Sentinel: Running a report to see the Qualys Data that has been loaded into the eSecurity system

  • 3995854
  • 06-Dec-2006
  • 26-Apr-2012

Environment

Microsoft Windows Server 2003 Standard Edition
Microsoft Windows 2000 Server
RedHat Linux
Solaris 9

Situation

How can I run a report to see the Qualys Data that has been loaded into the eSecurity system?

Resolution

There are two ways to view a report on the Vulnerability Data (including data uploaded via a Qualys vulnerability agent). They are:

1) Run one or more of the Crystal Reports found in the following directory on the eSecurity CD-ROM:

For an Oracle Sentinel Database: 3rdparty/reporting/crystal/Oracle/Advisor_Vulnerability

For a MS SQL Server Sentinel Database: 3rdparty\reporting\crystal\ODBC\Advisor_Vulnerability

You can view a sample of the data returned by the reports by looking at the corresponding PDF file in: 3rdparty/reporting/crystal/PDFS/Advisor_Vulnerability

2) You can also view vulnerabilities for that are related to a specific set of events.

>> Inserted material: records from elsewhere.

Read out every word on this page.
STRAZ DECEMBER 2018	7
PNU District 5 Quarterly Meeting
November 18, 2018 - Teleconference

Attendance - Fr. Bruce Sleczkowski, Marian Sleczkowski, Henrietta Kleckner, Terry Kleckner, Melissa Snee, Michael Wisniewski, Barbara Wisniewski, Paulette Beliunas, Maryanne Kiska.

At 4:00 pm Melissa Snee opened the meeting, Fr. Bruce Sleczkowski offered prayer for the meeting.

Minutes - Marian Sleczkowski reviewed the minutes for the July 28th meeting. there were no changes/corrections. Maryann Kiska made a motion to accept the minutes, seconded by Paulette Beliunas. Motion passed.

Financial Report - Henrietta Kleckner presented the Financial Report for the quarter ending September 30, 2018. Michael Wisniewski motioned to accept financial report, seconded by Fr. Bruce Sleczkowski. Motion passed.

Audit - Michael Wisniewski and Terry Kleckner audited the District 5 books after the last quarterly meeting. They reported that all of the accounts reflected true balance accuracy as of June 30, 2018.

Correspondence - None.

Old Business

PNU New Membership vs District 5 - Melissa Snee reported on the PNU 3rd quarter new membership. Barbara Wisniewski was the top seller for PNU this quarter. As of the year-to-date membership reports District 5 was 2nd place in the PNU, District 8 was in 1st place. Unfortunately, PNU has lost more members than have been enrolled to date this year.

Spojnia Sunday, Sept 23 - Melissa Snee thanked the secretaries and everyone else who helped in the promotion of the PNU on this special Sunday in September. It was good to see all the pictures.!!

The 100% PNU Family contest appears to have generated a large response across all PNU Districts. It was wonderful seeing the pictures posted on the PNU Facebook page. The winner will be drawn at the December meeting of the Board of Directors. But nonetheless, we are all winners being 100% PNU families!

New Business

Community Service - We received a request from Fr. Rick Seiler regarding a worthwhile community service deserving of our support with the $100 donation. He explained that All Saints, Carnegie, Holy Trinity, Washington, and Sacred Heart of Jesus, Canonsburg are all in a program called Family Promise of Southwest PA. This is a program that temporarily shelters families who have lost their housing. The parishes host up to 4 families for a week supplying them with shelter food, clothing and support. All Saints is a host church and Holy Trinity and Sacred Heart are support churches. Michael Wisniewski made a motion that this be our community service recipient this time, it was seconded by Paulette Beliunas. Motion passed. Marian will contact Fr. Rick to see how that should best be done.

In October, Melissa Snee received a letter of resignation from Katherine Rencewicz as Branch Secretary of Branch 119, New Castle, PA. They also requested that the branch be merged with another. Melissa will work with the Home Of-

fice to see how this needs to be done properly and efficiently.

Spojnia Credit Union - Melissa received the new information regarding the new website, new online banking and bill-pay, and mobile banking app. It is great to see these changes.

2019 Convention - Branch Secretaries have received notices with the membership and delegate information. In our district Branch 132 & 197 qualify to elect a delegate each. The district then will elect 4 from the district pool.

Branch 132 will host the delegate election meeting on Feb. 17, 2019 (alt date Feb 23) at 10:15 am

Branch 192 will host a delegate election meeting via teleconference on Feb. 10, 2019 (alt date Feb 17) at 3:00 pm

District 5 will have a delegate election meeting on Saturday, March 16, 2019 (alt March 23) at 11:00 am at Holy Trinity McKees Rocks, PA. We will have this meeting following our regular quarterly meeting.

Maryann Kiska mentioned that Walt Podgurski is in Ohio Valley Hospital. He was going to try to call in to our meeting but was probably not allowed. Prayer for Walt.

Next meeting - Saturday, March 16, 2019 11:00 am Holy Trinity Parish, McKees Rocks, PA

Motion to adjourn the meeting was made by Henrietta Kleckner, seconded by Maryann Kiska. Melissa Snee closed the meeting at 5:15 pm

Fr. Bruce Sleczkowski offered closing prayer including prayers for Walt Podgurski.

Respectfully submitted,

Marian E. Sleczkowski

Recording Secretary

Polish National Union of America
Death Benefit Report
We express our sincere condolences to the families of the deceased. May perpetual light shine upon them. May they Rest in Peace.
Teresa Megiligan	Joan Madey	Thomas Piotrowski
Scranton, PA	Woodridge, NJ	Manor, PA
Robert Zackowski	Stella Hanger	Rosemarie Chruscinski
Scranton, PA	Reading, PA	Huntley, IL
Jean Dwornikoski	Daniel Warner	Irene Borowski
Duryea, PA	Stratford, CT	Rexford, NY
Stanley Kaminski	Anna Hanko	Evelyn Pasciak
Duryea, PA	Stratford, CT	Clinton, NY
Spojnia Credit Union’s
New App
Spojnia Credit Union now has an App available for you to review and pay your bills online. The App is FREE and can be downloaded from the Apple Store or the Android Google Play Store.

To do this, highlight a set of events in an Active View or Historical Query Window. Then right-click on the selection and choose "Analysis->Current Vulnerability". A window will popup displaying an HTML report of the vulnerabilities that are on IP's that are affected by the selected events. For Qualys vulnerabilities, the best Template to use will be the QualysVulnResponseHtmlTransformer.


The two suggestions above are ways of viewing vulnerabilities from any vulnerability scanner product. If you have vulnerability data from other vulnerability scanner products in your database and would like to view a report of only the Qualys vulnerability data, then you will need to create a Qualys-specific vulnerability Crystal Report. To create this report, you will need information on the Sentinel vulnerability database schema so you can create the proper SQL queries.